【101冊の挿絵のある本(10)……田中良:挿絵、菊池寛編「少年剣客鬼歓」(『小学童話読本』興文社、大正15年3月)の挿絵12点を紹介します。
この本には挿絵画家についての記載が一切なく、手がかりは「Ryo」というサインだけだ。こんな時のために、かつて私が『紙魚の手帳』に連載していた「挿絵家たちの署名(モノグラム)」が役に立ちました。
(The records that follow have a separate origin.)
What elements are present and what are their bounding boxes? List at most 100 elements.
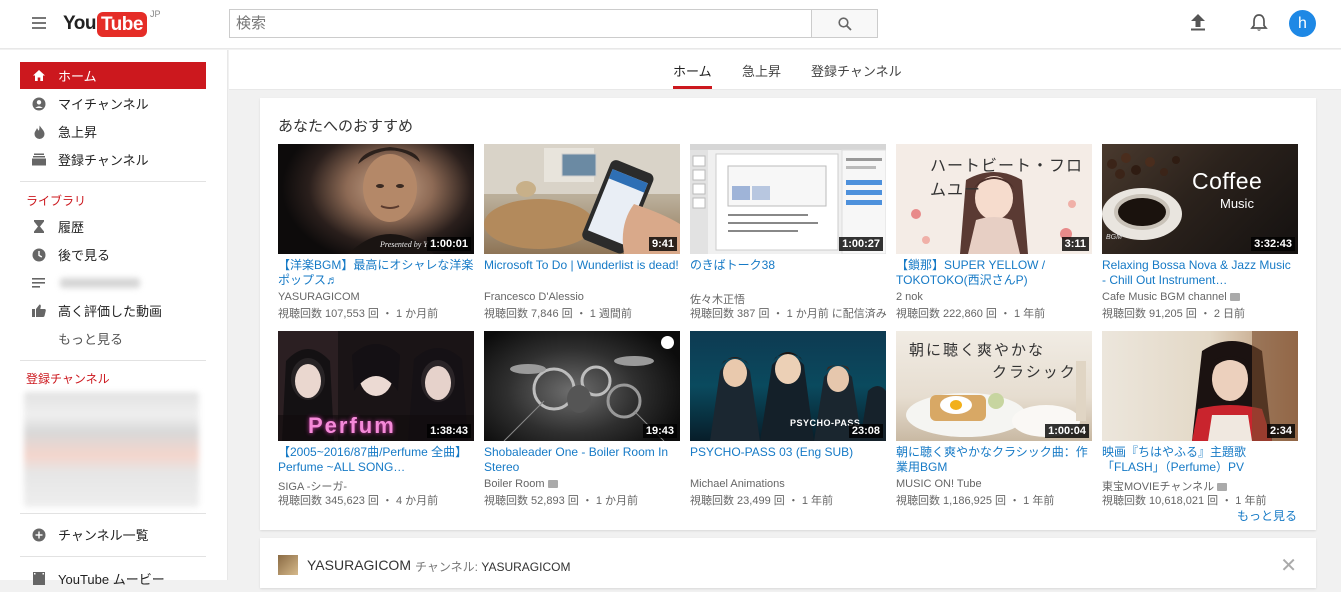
channel-name-text: Cafe Music BGM channel [1102, 291, 1227, 303]
video-meta: 視聴回数 23,499 回 ・ 1 年前 [690, 495, 834, 507]
video-title[interactable]: PSYCHO-PASS 03 (Eng SUB) [690, 445, 886, 475]
sidebar-item-trending[interactable]: 急上昇 [20, 118, 206, 145]
video-thumbnail[interactable]: Perfum 1:38:43 [278, 331, 474, 441]
subscriptions-title: 登録チャンネル [26, 372, 110, 386]
channel-link[interactable]: YASURAGICOM [481, 560, 570, 574]
sidebar-item-history[interactable]: 履歴 [20, 213, 206, 240]
duration-badge: 2:34 [1266, 424, 1295, 438]
thumbs-up-icon [20, 304, 58, 317]
video-meta: 視聴回数 387 回 ・ 1 か月前 に配信済み [690, 308, 887, 320]
active-tab-indicator [673, 86, 712, 89]
video-thumbnail[interactable]: 1:00:27 [690, 144, 886, 254]
sidebar-item-channel-list[interactable]: チャンネル一覧 [20, 521, 206, 548]
search-input[interactable] [229, 9, 811, 38]
video-meta: 視聴回数 1,186,925 回 ・ 1 年前 [896, 495, 1055, 507]
thumbnail-subtext: Music [1220, 196, 1254, 211]
sidebar-item-my-channel[interactable]: マイチャンネル [20, 90, 206, 117]
upload-icon[interactable] [1189, 13, 1207, 31]
logo-tube: Tube [96, 11, 147, 37]
sidebar-item-watch-later[interactable]: 後で見る [20, 241, 206, 268]
avatar[interactable]: h [1289, 10, 1316, 37]
channel-name[interactable]: 2 nok [896, 291, 923, 303]
video-title[interactable]: 朝に聴く爽やかなクラシック曲：作業用BGM [896, 445, 1092, 475]
add-circle-icon [20, 528, 58, 542]
video-thumbnail[interactable]: Presented by Y 1:00:01 [278, 144, 474, 254]
youtube-logo[interactable]: You Tube JP [63, 9, 160, 37]
video-title[interactable]: のきばトーク38 [690, 258, 886, 288]
thumbnail-text: 朝に聴く爽やかな [909, 341, 1046, 359]
thumbnail-logo: BGM [1106, 234, 1122, 241]
verified-icon [1217, 483, 1228, 492]
sidebar-more[interactable]: もっと見る [20, 325, 206, 352]
video-thumbnail[interactable]: ハートビート・フロムユー 3:11 [896, 144, 1092, 254]
bell-icon[interactable] [1250, 13, 1268, 33]
video-title[interactable]: Shobaleader One - Boiler Room In Stereo [484, 445, 680, 475]
sidebar-item-label: 履歴 [58, 220, 85, 235]
channel-name[interactable]: Boiler Room [484, 478, 558, 490]
playlist-icon [20, 277, 58, 288]
video-title[interactable]: Microsoft To Do | Wunderlist is dead! [484, 258, 680, 288]
close-icon[interactable]: ✕ [1280, 553, 1297, 578]
duration-badge: 3:11 [1061, 237, 1089, 251]
verified-icon [547, 480, 558, 489]
video-meta: 視聴回数 10,618,021 回 ・ 1 年前 [1102, 495, 1267, 507]
subscriptions-icon [20, 153, 58, 166]
sidebar-item-subscriptions[interactable]: 登録チャンネル [20, 146, 206, 173]
sidebar-item-label: YouTube ムービー [58, 572, 165, 587]
library-title: ライブラリ [26, 194, 87, 208]
video-title[interactable]: 【2005~2016/87曲/Perfume 全曲】Perfume ~ALL S… [278, 445, 474, 475]
tab-home[interactable]: ホーム [673, 61, 712, 80]
video-meta: 視聴回数 7,846 回 ・ 1 週間前 [484, 308, 632, 320]
channel-name[interactable]: Cafe Music BGM channel [1102, 291, 1240, 303]
channel-name[interactable]: Michael Animations [690, 478, 785, 490]
video-thumbnail[interactable]: PSYCHO-PASS 23:08 [690, 331, 886, 441]
duration-badge: 1:38:43 [427, 424, 471, 438]
video-thumbnail[interactable]: 9:41 [484, 144, 680, 254]
tab-subscriptions[interactable]: 登録チャンネル [811, 61, 902, 80]
verified-icon [1229, 293, 1240, 302]
video-meta: 視聴回数 107,553 回 ・ 1 か月前 [278, 308, 439, 320]
video-title[interactable]: 【洋楽BGM】最高にオシャレな洋楽ポップス♬ [278, 258, 474, 288]
sidebar-item-label: 登録チャンネル [58, 153, 149, 168]
sidebar-item-liked[interactable]: 高く評価した動画 [20, 297, 206, 324]
video-meta: 視聴回数 91,205 回 ・ 2 日前 [1102, 308, 1246, 320]
thumbnail-text: Coffee [1192, 168, 1263, 194]
sidebar-item-playlist[interactable] [20, 269, 206, 296]
menu-icon[interactable] [32, 17, 46, 29]
recommended-section: あなたへのおすすめ Presented by Y 1:00:01 【洋楽BGM】… [260, 98, 1316, 530]
tab-trending[interactable]: 急上昇 [742, 61, 781, 80]
channel-name[interactable]: MUSIC ON! Tube [896, 478, 982, 490]
more-label: もっと見る [58, 332, 124, 347]
divider [20, 360, 206, 361]
channel-logo-icon [661, 336, 674, 349]
search-button[interactable] [811, 9, 878, 38]
sidebar-item-movies[interactable]: YouTube ムービー [20, 565, 206, 592]
video-thumbnail[interactable]: 19:43 [484, 331, 680, 441]
film-icon [20, 572, 58, 585]
video-thumbnail[interactable]: 朝に聴く爽やかな クラシック 1:00:04 [896, 331, 1092, 441]
channel-name[interactable]: Francesco D'Alessio [484, 291, 584, 303]
flame-icon [20, 125, 58, 139]
video-meta: 視聴回数 345,623 回 ・ 4 か月前 [278, 495, 439, 507]
video-thumbnail[interactable]: 2:34 [1102, 331, 1298, 441]
channel-avatar[interactable] [278, 555, 298, 575]
video-title[interactable]: 映画『ちはやふる』主題歌「FLASH」（Perfume）PV [1102, 445, 1298, 475]
sidebar-item-home[interactable]: ホーム [20, 62, 206, 89]
thumbnail-text: Presented by Y [380, 240, 428, 249]
sidebar-item-label: 急上昇 [58, 125, 98, 140]
duration-badge: 9:41 [648, 237, 677, 251]
home-icon [20, 69, 58, 82]
video-thumbnail[interactable]: Coffee Music BGM 3:32:43 [1102, 144, 1298, 254]
blurred-subscription-list [24, 392, 199, 507]
video-title[interactable]: Relaxing Bossa Nova & Jazz Music - Chill… [1102, 258, 1298, 288]
show-more-link[interactable]: もっと見る [1237, 507, 1297, 524]
blurred-playlist-name [60, 278, 140, 288]
sidebar-item-label: ホーム [58, 69, 97, 84]
video-title[interactable]: 【鎖那】SUPER YELLOW / TOKOTOKO(西沢さんP) [896, 258, 1092, 288]
channel-section: YASURAGICOM チャンネル: YASURAGICOM ✕ [260, 538, 1316, 588]
duration-badge: 1:00:27 [839, 237, 883, 251]
video-meta: 視聴回数 52,893 回 ・ 1 か月前 [484, 495, 639, 507]
channel-section-name[interactable]: YASURAGICOM [307, 557, 411, 573]
divider [20, 556, 206, 557]
channel-name[interactable]: YASURAGICOM [278, 291, 360, 303]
赤丸の中に「Ryo」のサインがあり、田中良のサインであることがわかりました。
◆田中良(たなか りょう、1884年10月29日 - 1974年12月31日)満90歳没。
東京市麹町区に生まれる。明治37年(1904)学習院中等部に在学中、太平洋画会研究所に通い、翌38年4月東京美術学校西洋画科に入学、明治43年(1910)3月同校を卒業。翌44年3月に建てられた帝国劇場に、45年から背景部助手として勤め舞台美術にたずさわる。1919年(大正8年)にはヨーロッパ諸国、アメリカ合衆国を視察する。帰国ののち、新歌、舞伎、新舞踊の舞台美術を手がけ、大正12年(1923)には宝塚歌劇団に背景部を新設して指導にあたり、昭和11年(1936)東京宝塚劇場開設とともに同劇場舞台課長に就任。
新聞小説や雑誌の挿絵、絵本も手がけており、1928年(昭和3年)には、貴司山治の小説『人造人間』をフォトロマン『霊の審判』として朝日新聞が連載する際、阪東妻三郎らの特写スチル写真の構成を手がけ、さらに同作の映画化の際には美術監督として、撮影用セットの設計等を行ったが、同映画は撮影途中で製作中止となった。円本全集では、アルス『日本児童文庫』、興文社『小学生全集』などにたくさんの作品の挿絵を手がけた。戦後も『講談社の繪本』の挿絵などで活躍した。